Health Fusion: Tips for navigating holiday buffets
When you belly up to the holiday buffet, temptations abound. In this "Health Fusion" for NewsMD column, Viv Williams has tips from a Mayo Clinic cardiologist about how to navigate the food table without going overboard or depriving yourself of Aunt Sally's fabulous pumpkin pie.
Thanksgiving spreads are true works of art and beauty. The perfectly browned turkey, mounds of mashed potatoes, stuffing from Grandma's recipe and all of the other traditional foods on display can break even the strongest willed calorie counter in attendance. My personal weakness is the gravy. I could drink it.
But, says Dr. Stephen Kopecky , a Mayo Clinic cardiologist and author of the book, " Live Younger Longer: 6 Steps to Prevent Heart Disease, Cancer, Alzheimer's and More ," you can have your pumpkin pie and eat it too. You just have to plan ahead so you don't eat too much.

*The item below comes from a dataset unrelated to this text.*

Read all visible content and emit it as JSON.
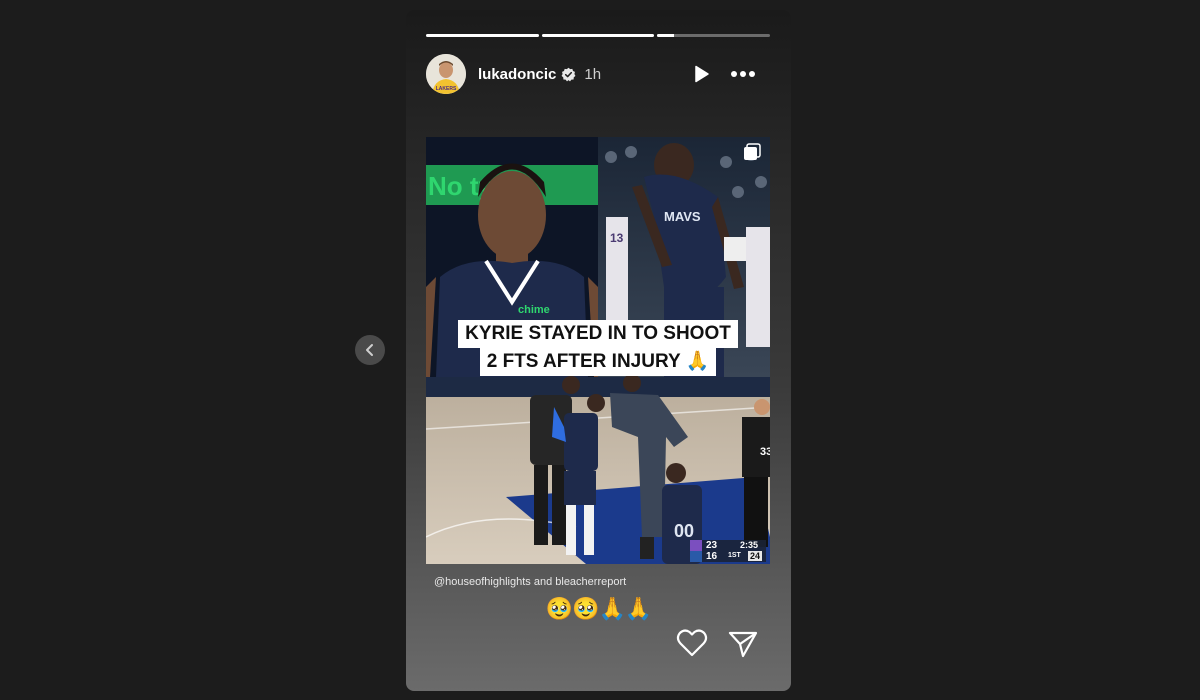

"Life happens, holidays happen, all kinds of ceremonies happen," says Kopecky. "When you celebrate Thanksgiving or other holidays with friends and family, and you've been dreaming about Grandma's special potato salad for two months, go ahead and have some. But don't fill your plate with it. Make how you approach that table full of food part of your plan."
Kopecky outlines a strategy that can help you avoid a food bender at Thanksgiving and other event. It includes four tips: survey all of the options, fill your plate with healthy foods first, don't deprive yourself and if you're the host, make healthier options easy to find.
Tip #1: Survey the food options
"Know before you go that you're going to walk around the food table and see what's there before you dig in," says Kopecky. "Check out what you've been looking forward to having, as well as the healthier options."
Tip #2: Fill your plate with healthier options first
"Once you know what's available, put some good, healthy things on your plate first," says Kopecky. "Then go for the stuff you really love. This way you're getting the things you want, as well as some healthier foods. And that means you'll eat less of the stuff that might not be as good for you."
Tip #3: Don't deprive yourself
The key is to not deprive yourself of foods you want, as that method can backfire.
"Don't deny yourself," says Kopecky. "Because when we do that, we tend to binge. All you need is a little forethought and to understand that you need to go into that holiday meal with a plan."
Why bother trying to reign in overindulgence at the holidays? Well, if you're like me, a major act of gluttony can trigger bad habits for weeks. After all, what harm could just one more piece of pie before bed do? Other than maybe a little heartburn, probably not much. But a snack like that before bed for a week would definitely not be good.
One of the reasons some of the foods we crave are so delicious is because they contain a lot of salt. And this can be an issue for people with kidney disease, high blood pressure and heart conditions.
"Salt helps your body absorb and retain fluid and water," says Kopecky. "And, for example, maybe your heart doesn’t pump blood adequately to meet the body’s demands. If you've got a lot of extra fluid on board, and you overload the heart, it will have a harder time pumping."
The American Heart Association recommends daily intake for healthy adults be less than 2,300 milligrams, or just under a teaspoon. They're working on lowering that amount to 1,500 milligrams. That’s a little less than ¾ of a teaspoon.
Tip #4: If you're the host, make healthier options easy to find
Another part of the strategy to avoid overdoing it at the holiday buffet is geared toward the hosts of the event. If you're the one throwing the party or meal, arrange the table so that some healthy choices are in front and easy to reach.
So go ahead, have a couple bites of your favorite Thanksgiving foods. And if you have a plan, you'll be better equipped to stop at those bites and avoid overindulging.